参与員とはなんですか。

参与員とは

 離婚訴訟などの人事訴訟事件では、家庭裁判所は、必要があると認めるときは、参与員を事件に立ち会わせることができるとされています(人事訴訟法9条1項)。
 このような参与員の関与の制度が設けられた趣旨は、人事訴訟が家庭に関する訴訟であることから、一般の民事訴訟以上に一般国民の良識を反映させることが望ましいと考えられたためです。
 したがって、家庭裁判所は、一般国民の良識を反映させるにふさわしい事件に関して、関与員を参加させることになります。
 具体的には、離婚事件に関しては、有責性や破綻の有無が問題となっている事案、また、慰謝料の額が問題となっている事件などがこの種の事件に該当すると言われており、有籍配偶者からの離婚請求の事案で離婚請求を認めることが相当といえるかが争点となっている事案や、婚姻関係が破綻しているかが争点となっている事件などについて、参与員の指定がなされているといわれています。

参与員の関与

 家庭裁判所は、参与員を審理又は和解の試みに立ち会わせ、事件についてその意見を聴くことができるとされています(人事訴訟法9条1項)。
 参与員の員数は、各事件について一人以上とされており(人事訴訟法9条2項)、実務上は、離婚事件においては、男女各1名の参与員が指定されます。
 なお、ここでの参与員には、前置された調停事件における調停委員は、指定されません(人事訴訟規則6条)。
 実務上、実際に参与員が指定されるのは、争点整理が終了した段階であり訴訟への関与としては、証人尋問期日や和解期日に立ち会うことになります。
 これは、参与員である一般国民になるべく負担をかけないようにという趣旨からであり、争点調べが終了しない段階で参与員が指定されているケースはほとんどないようです。
 また、参与員は、あくまで審理や和解の試みに「立ち会う」に過ぎず、裁判官の同席が前提となっています。
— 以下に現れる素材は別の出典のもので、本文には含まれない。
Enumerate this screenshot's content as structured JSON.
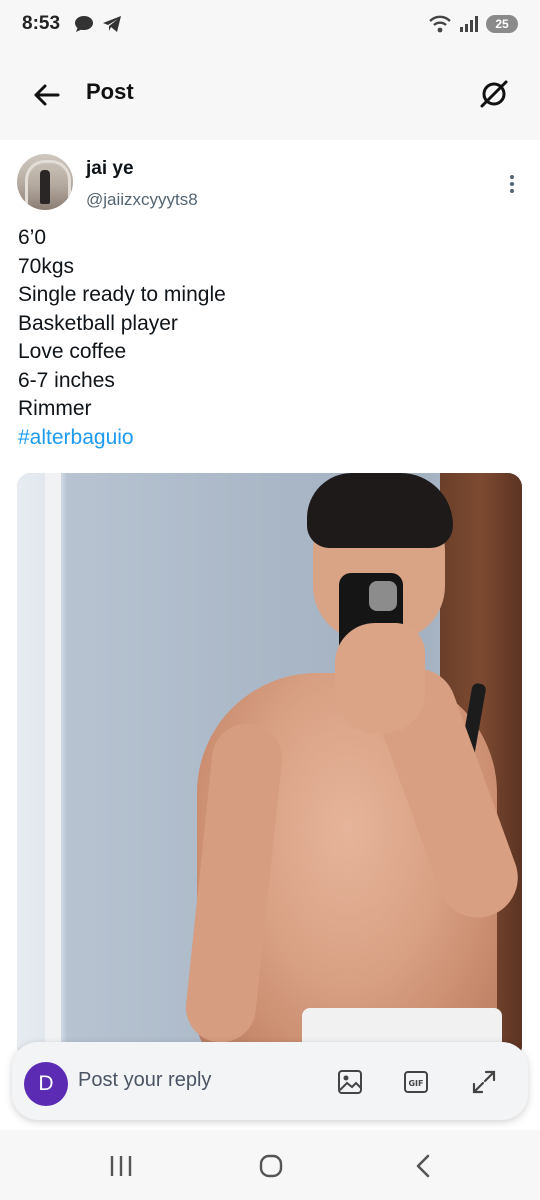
{
  "status_bar": {
    "time": "8:53",
    "battery": "25",
    "left_icons": [
      "chat-bubble-icon",
      "telegram-icon"
    ],
    "right_icons": [
      "wifi-icon",
      "signal-icon",
      "battery-icon"
    ]
  },
  "header": {
    "title": "Post",
    "back_icon": "arrow-left-icon",
    "grok_icon": "grok-icon"
  },
  "post": {
    "author": {
      "display_name": "jai ye",
      "handle": "@jaiizxcyyyts8"
    },
    "lines": [
      "6’0",
      "70kgs",
      "Single ready to mingle",
      "Basketball player",
      "Love coffee",
      "6-7 inches",
      "Rimmer"
    ],
    "hashtag": "#alterbaguio",
    "media_alt": "Mirror selfie photo"
  },
  "reply": {
    "avatar_letter": "D",
    "placeholder": "Post your reply",
    "avatar_color": "#5b2bb3",
    "icons": [
      "image-icon",
      "gif-icon",
      "expand-icon"
    ]
  },
  "colors": {
    "link": "#1d9bf0",
    "text": "#0f1419",
    "muted": "#536471"
  },
  "system_nav": {
    "icons": [
      "recent-apps-icon",
      "home-icon",
      "back-icon"
    ]
  }
}
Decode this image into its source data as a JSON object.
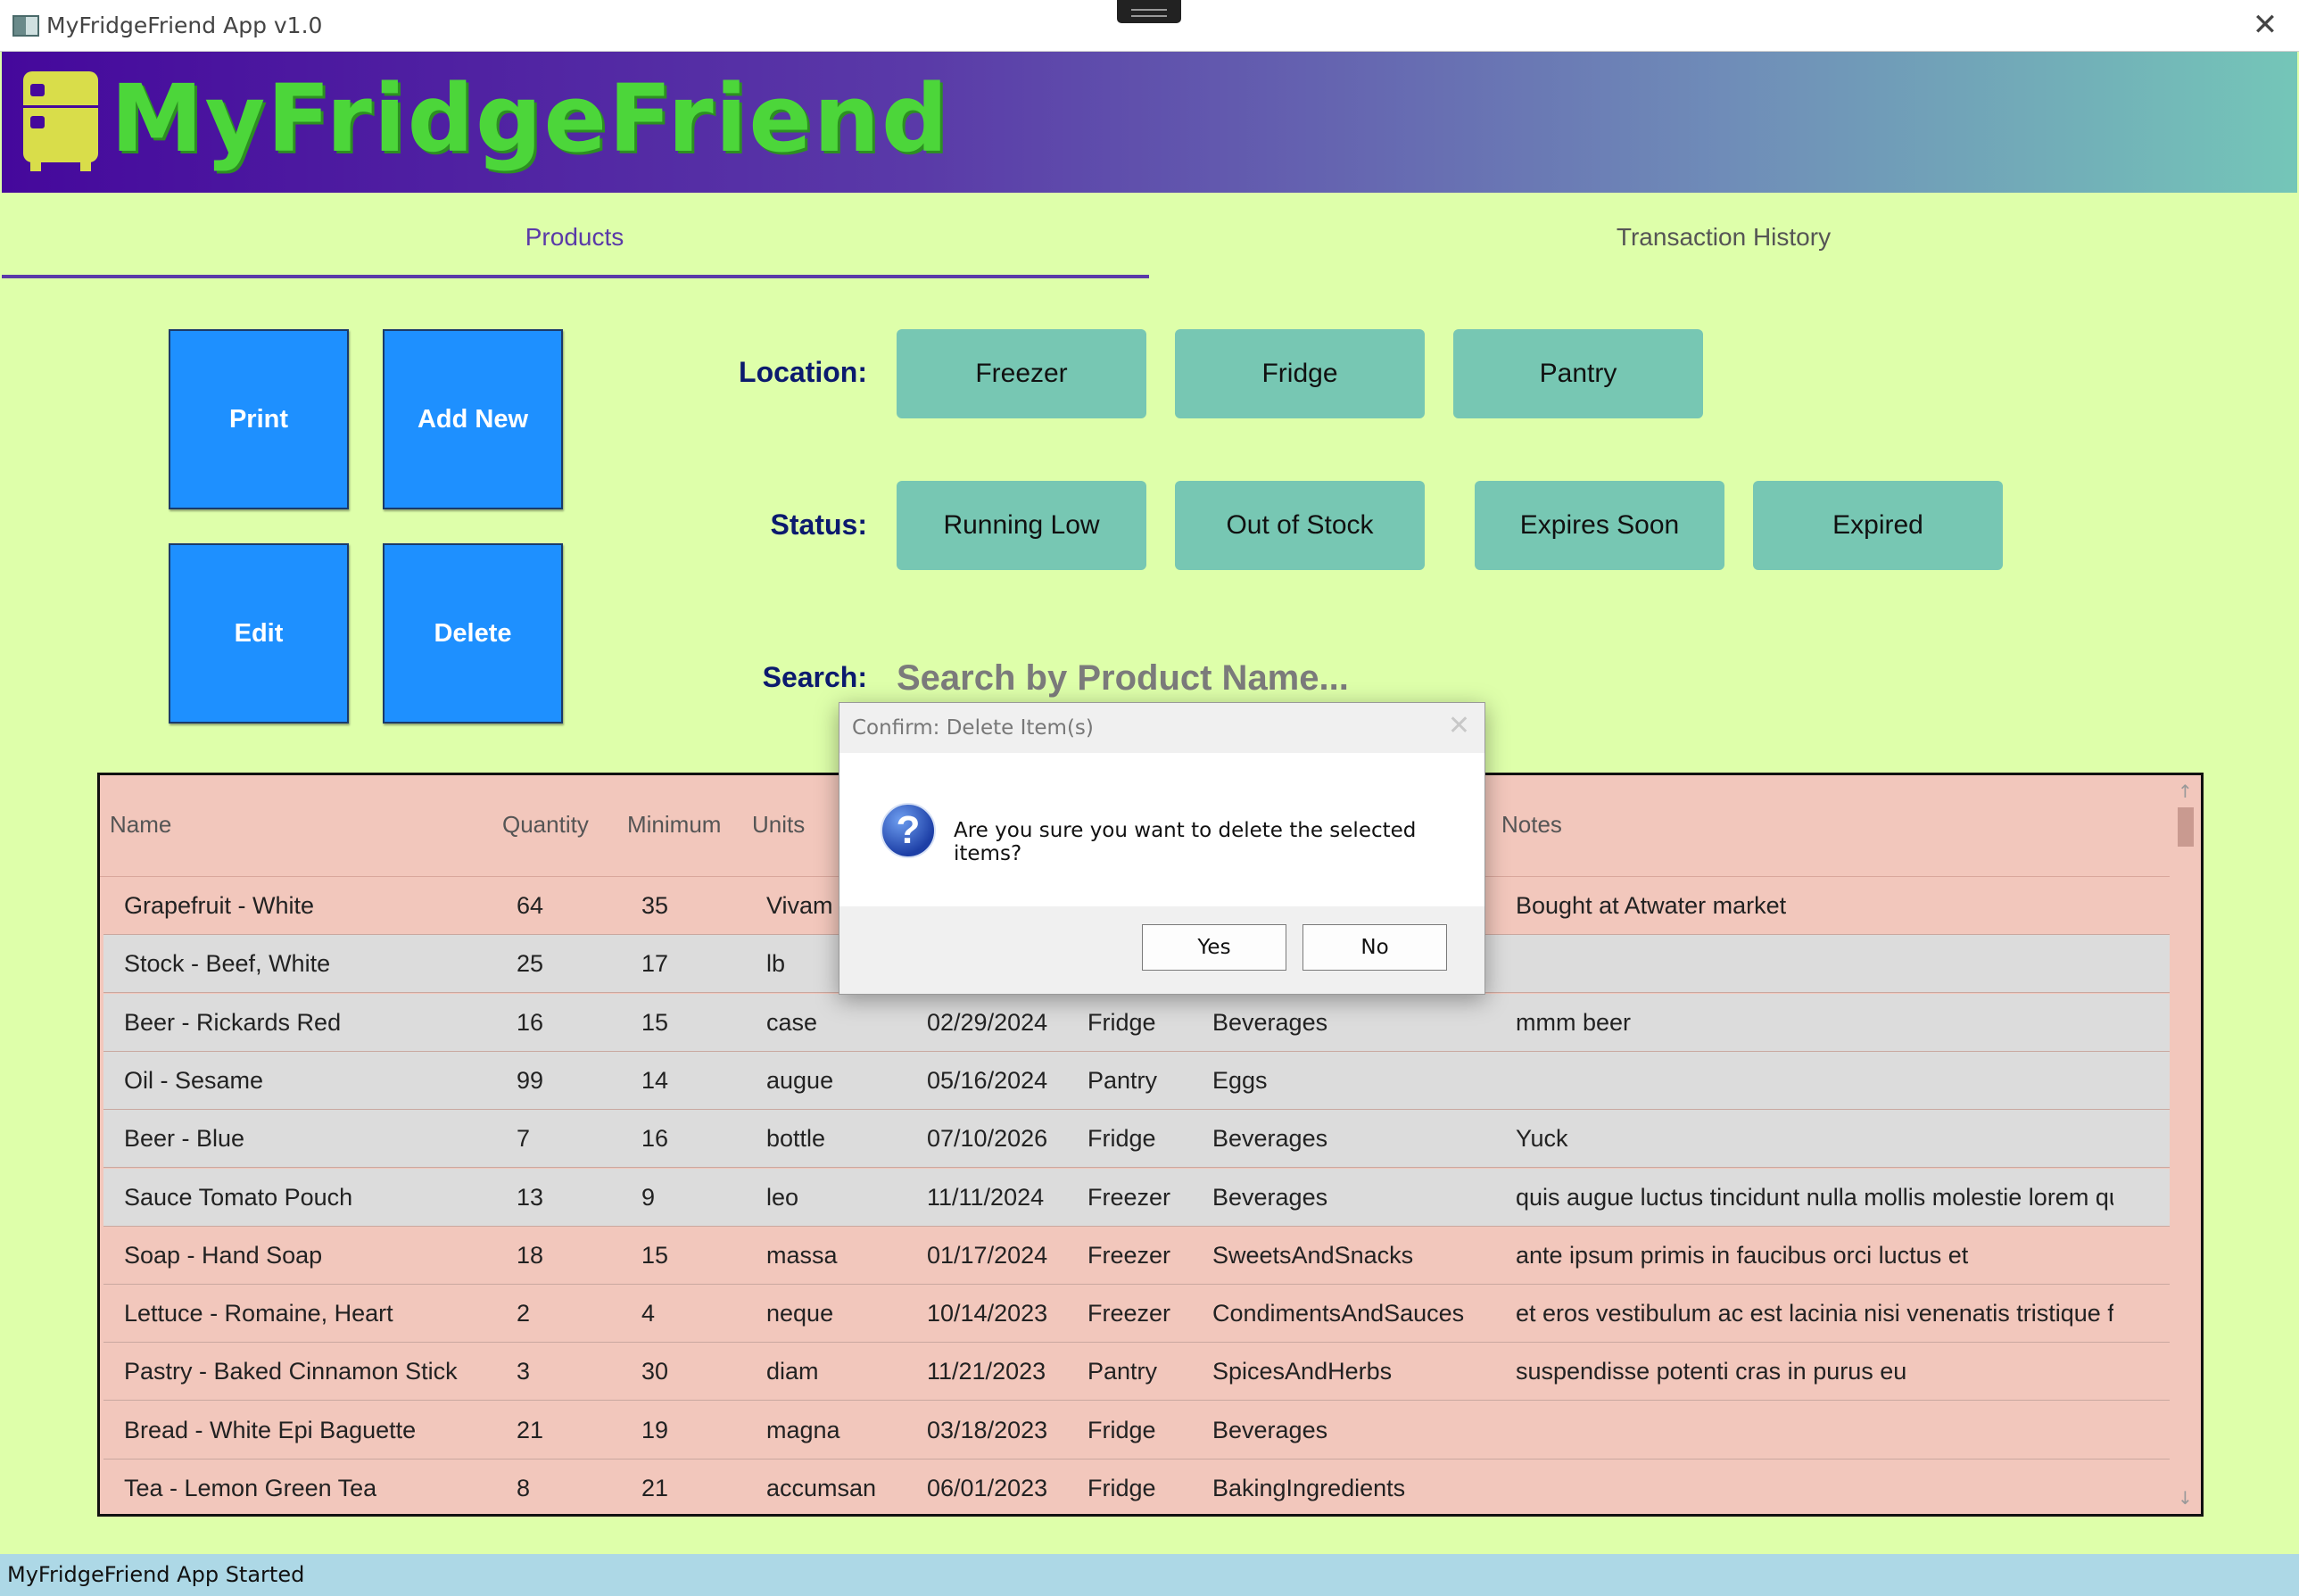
{
  "window": {
    "title": "MyFridgeFriend App v1.0",
    "close_glyph": "✕"
  },
  "banner": {
    "logo_text": "MyFridgeFriend",
    "logo_icon": "fridge-icon"
  },
  "tabs": [
    {
      "label": "Products",
      "active": true
    },
    {
      "label": "Transaction History",
      "active": false
    }
  ],
  "actions": {
    "print": "Print",
    "add_new": "Add New",
    "edit": "Edit",
    "delete": "Delete"
  },
  "filters": {
    "location_label": "Location:",
    "locations": [
      "Freezer",
      "Fridge",
      "Pantry"
    ],
    "status_label": "Status:",
    "statuses": [
      "Running Low",
      "Out of Stock",
      "Expires Soon",
      "Expired"
    ],
    "search_label": "Search:",
    "search_placeholder": "Search by Product Name..."
  },
  "table": {
    "columns": [
      "Name",
      "Quantity",
      "Minimum",
      "Units",
      "Notes"
    ],
    "rows": [
      {
        "name": "Grapefruit - White",
        "quantity": "64",
        "minimum": "35",
        "units": "Vivam",
        "date": "",
        "location": "",
        "category": "",
        "notes": "Bought at Atwater market",
        "tint": "pink"
      },
      {
        "name": "Stock - Beef, White",
        "quantity": "25",
        "minimum": "17",
        "units": "lb",
        "date": "",
        "location": "",
        "category": "",
        "notes": "",
        "tint": "grey"
      },
      {
        "name": "Beer - Rickards Red",
        "quantity": "16",
        "minimum": "15",
        "units": "case",
        "date": "02/29/2024",
        "location": "Fridge",
        "category": "Beverages",
        "notes": "mmm beer",
        "tint": "grey"
      },
      {
        "name": "Oil - Sesame",
        "quantity": "99",
        "minimum": "14",
        "units": "augue",
        "date": "05/16/2024",
        "location": "Pantry",
        "category": "Eggs",
        "notes": "",
        "tint": "grey"
      },
      {
        "name": "Beer - Blue",
        "quantity": "7",
        "minimum": "16",
        "units": "bottle",
        "date": "07/10/2026",
        "location": "Fridge",
        "category": "Beverages",
        "notes": "Yuck",
        "tint": "grey"
      },
      {
        "name": "Sauce Tomato Pouch",
        "quantity": "13",
        "minimum": "9",
        "units": "leo",
        "date": "11/11/2024",
        "location": "Freezer",
        "category": "Beverages",
        "notes": "quis augue luctus tincidunt nulla mollis molestie lorem qu",
        "tint": "grey"
      },
      {
        "name": "Soap - Hand Soap",
        "quantity": "18",
        "minimum": "15",
        "units": "massa",
        "date": "01/17/2024",
        "location": "Freezer",
        "category": "SweetsAndSnacks",
        "notes": "ante ipsum primis in faucibus orci luctus et",
        "tint": "pink"
      },
      {
        "name": "Lettuce - Romaine, Heart",
        "quantity": "2",
        "minimum": "4",
        "units": "neque",
        "date": "10/14/2023",
        "location": "Freezer",
        "category": "CondimentsAndSauces",
        "notes": "et eros vestibulum ac est lacinia nisi venenatis tristique fu",
        "tint": "pink"
      },
      {
        "name": "Pastry - Baked Cinnamon Stick",
        "quantity": "3",
        "minimum": "30",
        "units": "diam",
        "date": "11/21/2023",
        "location": "Pantry",
        "category": "SpicesAndHerbs",
        "notes": "suspendisse potenti cras in purus eu",
        "tint": "pink"
      },
      {
        "name": "Bread - White Epi Baguette",
        "quantity": "21",
        "minimum": "19",
        "units": "magna",
        "date": "03/18/2023",
        "location": "Fridge",
        "category": "Beverages",
        "notes": "",
        "tint": "pink"
      },
      {
        "name": "Tea - Lemon Green Tea",
        "quantity": "8",
        "minimum": "21",
        "units": "accumsan",
        "date": "06/01/2023",
        "location": "Fridge",
        "category": "BakingIngredients",
        "notes": "",
        "tint": "pink"
      }
    ]
  },
  "dialog": {
    "title": "Confirm: Delete Item(s)",
    "message": "Are you sure you want to delete the selected items?",
    "yes": "Yes",
    "no": "No",
    "icon": "question-icon"
  },
  "status_bar": {
    "text": "MyFridgeFriend App Started"
  },
  "colors": {
    "background": "#deffaa",
    "action_button": "#1e90ff",
    "filter_button": "#77c7b3",
    "row_pink": "#f2c7bc",
    "row_grey": "#dcdcdc",
    "tab_accent": "#5a3aa8",
    "logo_green": "#4cd63a"
  }
}
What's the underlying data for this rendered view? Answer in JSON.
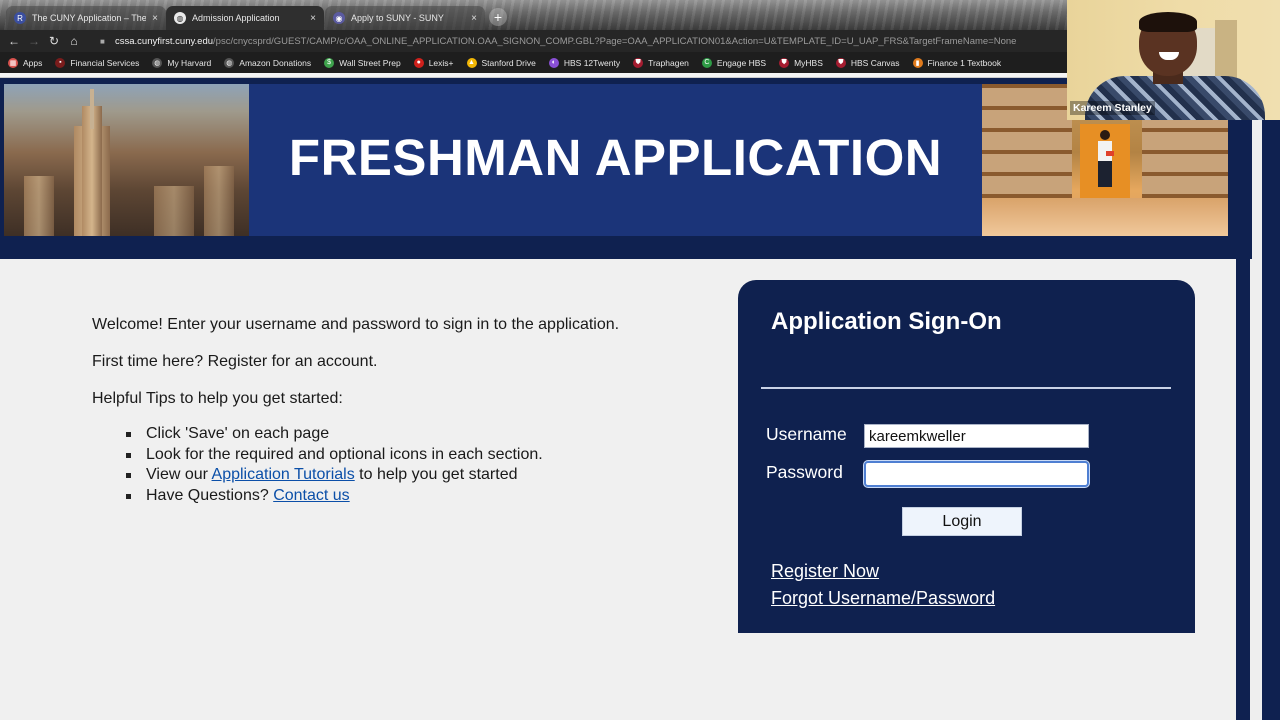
{
  "browser": {
    "tabs": [
      {
        "title": "The CUNY Application – The C",
        "icon": "cuny-logo-icon",
        "active": false
      },
      {
        "title": "Admission Application",
        "icon": "globe-icon",
        "active": true
      },
      {
        "title": "Apply to SUNY - SUNY",
        "icon": "suny-logo-icon",
        "active": false
      }
    ],
    "new_tab": "+",
    "close_glyph": "×",
    "nav": {
      "back": "←",
      "forward": "→",
      "reload": "↻",
      "home": "⌂"
    },
    "url_host": "cssa.cunyfirst.cuny.edu",
    "url_path": "/psc/cnycsprd/GUEST/CAMP/c/OAA_ONLINE_APPLICATION.OAA_SIGNON_COMP.GBL?Page=OAA_APPLICATION01&Action=U&TEMPLATE_ID=U_UAP_FRS&TargetFrameName=None",
    "bookmarks": [
      {
        "label": "Apps",
        "icon": "apps-grid-icon",
        "color": "#d9534f"
      },
      {
        "label": "Financial Services",
        "icon": "bank-icon",
        "color": "#7a1c1c"
      },
      {
        "label": "My Harvard",
        "icon": "globe-icon",
        "color": "#555555"
      },
      {
        "label": "Amazon Donations",
        "icon": "globe-icon",
        "color": "#555555"
      },
      {
        "label": "Wall Street Prep",
        "icon": "wsp-icon",
        "color": "#3fa34d"
      },
      {
        "label": "Lexis+",
        "icon": "lexis-icon",
        "color": "#d0211c"
      },
      {
        "label": "Stanford Drive",
        "icon": "google-drive-icon",
        "color": "#f2b705"
      },
      {
        "label": "HBS 12Twenty",
        "icon": "12twenty-icon",
        "color": "#8a4fd6"
      },
      {
        "label": "Traphagen",
        "icon": "harvard-shield-icon",
        "color": "#a51c30"
      },
      {
        "label": "Engage HBS",
        "icon": "engage-icon",
        "color": "#2e9b46"
      },
      {
        "label": "MyHBS",
        "icon": "harvard-shield-icon",
        "color": "#a51c30"
      },
      {
        "label": "HBS Canvas",
        "icon": "harvard-shield-icon",
        "color": "#a51c30"
      },
      {
        "label": "Finance 1 Textbook",
        "icon": "book-icon",
        "color": "#e07b1d"
      }
    ]
  },
  "banner": {
    "title": "FRESHMAN APPLICATION"
  },
  "intro": {
    "welcome": "Welcome! Enter your username and password to sign in to the application.",
    "first_time": "First time here? Register for an account.",
    "tips_heading": "Helpful Tips to help you get started:",
    "tips": [
      {
        "text": "Click 'Save' on each page"
      },
      {
        "text": "Look for the required and optional icons in each section."
      },
      {
        "pre": "View our ",
        "link": "Application Tutorials",
        "post": " to help you get started"
      },
      {
        "pre": "Have Questions? ",
        "link": "Contact us",
        "post": ""
      }
    ]
  },
  "signon": {
    "title": "Application Sign-On",
    "username_label": "Username",
    "username_value": "kareemkweller",
    "password_label": "Password",
    "password_value": "",
    "login_label": "Login",
    "register_link": "Register Now",
    "forgot_link": "Forgot Username/Password"
  },
  "webcam": {
    "participant_name": "Kareem Stanley"
  },
  "colors": {
    "navy": "#0f214f",
    "banner_blue": "#1b3479",
    "link_blue": "#0b4fa8",
    "page_bg": "#f0f0f0"
  }
}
この点は司法委員などとは異なります。

証人尋問への立会い

 参与員は、証人尋問に立ち会うことができます。
 証人尋問時に、参与員は、裁判長の許可を得て、証人に対して、問いを発することができます(人事訴訟規則8条)。
 また、参与員は、証拠調べ後、裁判官に対して、意見を述べることができます。

和解期日への立ち合い

 参与員は、和解期日に立ち会うことができます。
 そして、和解期日においても、意見を述べることができます。